The tolerant faculty there "did their best to prevent the teaching of this material and to close my mouth..." But he expresses gratitude for their "unrelenting hostility" over some twenty years, because it confirmed in his mind that he must be on to something. Liberals only attack what they fear.
This explains why these liberals -- who express fawning admiration for such monsters as a Castro, a Chavez, an Arafat -- would regard a single architect as such a threat. It must be because he is not a relativist, but rather, someone who believes there are right and wrong ways to build.
Just as the left doesn't hate evil, but hates those who hate evil, they also hate people who hate falsehood and ugliness. Or in short, "God is the impediment to modern man" (Don Colacho's Aphorisms).

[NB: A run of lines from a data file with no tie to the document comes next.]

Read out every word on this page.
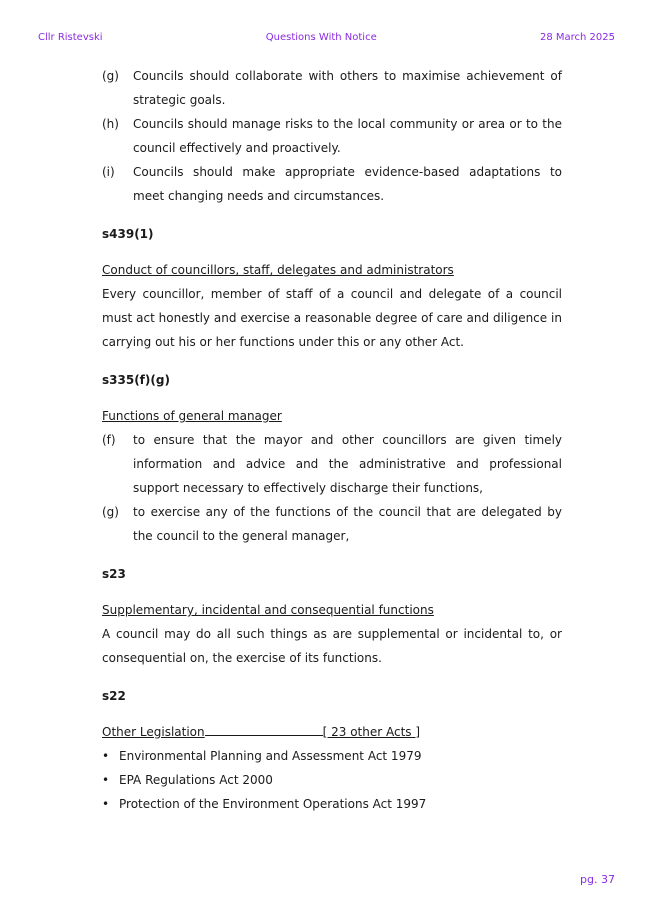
Cllr Ristevski	Questions With Notice	28 March 2025
(g)	Councils should collaborate with others to maximise achievement of strategic goals.
(h)	Councils should manage risks to the local community or area or to the council effectively and proactively.
(i)	Councils should make appropriate evidence-based adaptations to meet changing needs and circumstances.
s439(1)
Conduct of councillors, staff, delegates and administrators
Every councillor, member of staff of a council and delegate of a council must act honestly and exercise a reasonable degree of care and diligence in carrying out his or her functions under this or any other Act.
s335(f)(g)
Functions of general manager
(f)	to ensure that the mayor and other councillors are given timely information and advice and the administrative and professional support necessary to effectively discharge their functions,
(g)	to exercise any of the functions of the council that are delegated by the council to the general manager,
s23
Supplementary, incidental and consequential functions
A council may do all such things as are supplemental or incidental to, or consequential on, the exercise of its functions.
s22
Other Legislation	[ 23 other Acts ]
• Environmental Planning and Assessment Act 1979
• EPA Regulations Act 2000
• Protection of the Environment Operations Act 1997
pg. 37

Reminds me of another A by DC: "All truths converge on the one truth, but the routes have been barricaded." And nowhere are they more heavily barricaded than in a liberal fascist university.
Back to the flipping. I remember another aphorism by Don Colacho to the effect that "the honest philosophy does not pretend to explain but to circumscribe the mystery."
The mystery is O. In truth we cannot circumscribe it, since it always circumscribes us. Alexander describes it as the "something" that "lies in me and beyond me." One can only live a full life -- or be alive, really -- to the extent that one circumnavelgazes or strikes an ombilical chord with this Mystery:
"[T]he essential point concerns the existence of some realm, or some entity, variously referred to as the Void, the great Self, maha-Atman, God, the Friend," such that "human life approaches its clear meaning when, and only when, a person makes contact" with it.
This is an example of the kind of "naturally supernatural" religion that can be easily proved just by paying close attention to our subjective responses to things, as halfbaked in yeasterday's loaf.
Alexander cites the example of Mozart, who "had a clear and unshakeable faith in God as a real and definite thing." His music was "written in the context of this concrete and sublime faith." Did that make it worse? If he were in the music department at UC Berkeley, would they have persecuted him for making the atonalists sound bad?
Nah. They'd probably get him for using racist and sexist stereotypes in his operas.
If we inquire as to why most modern works fail to achieve this deeper meaning, one obvious reason is that they do not try. Our secular flatland is governed by an entirely different set of values that often comes down to a meaningless "originality" for the purpose of ego inflation and other valueless prizes.
Didn't get very far today, but the Window of Slack just closed, so we're out of timelessness.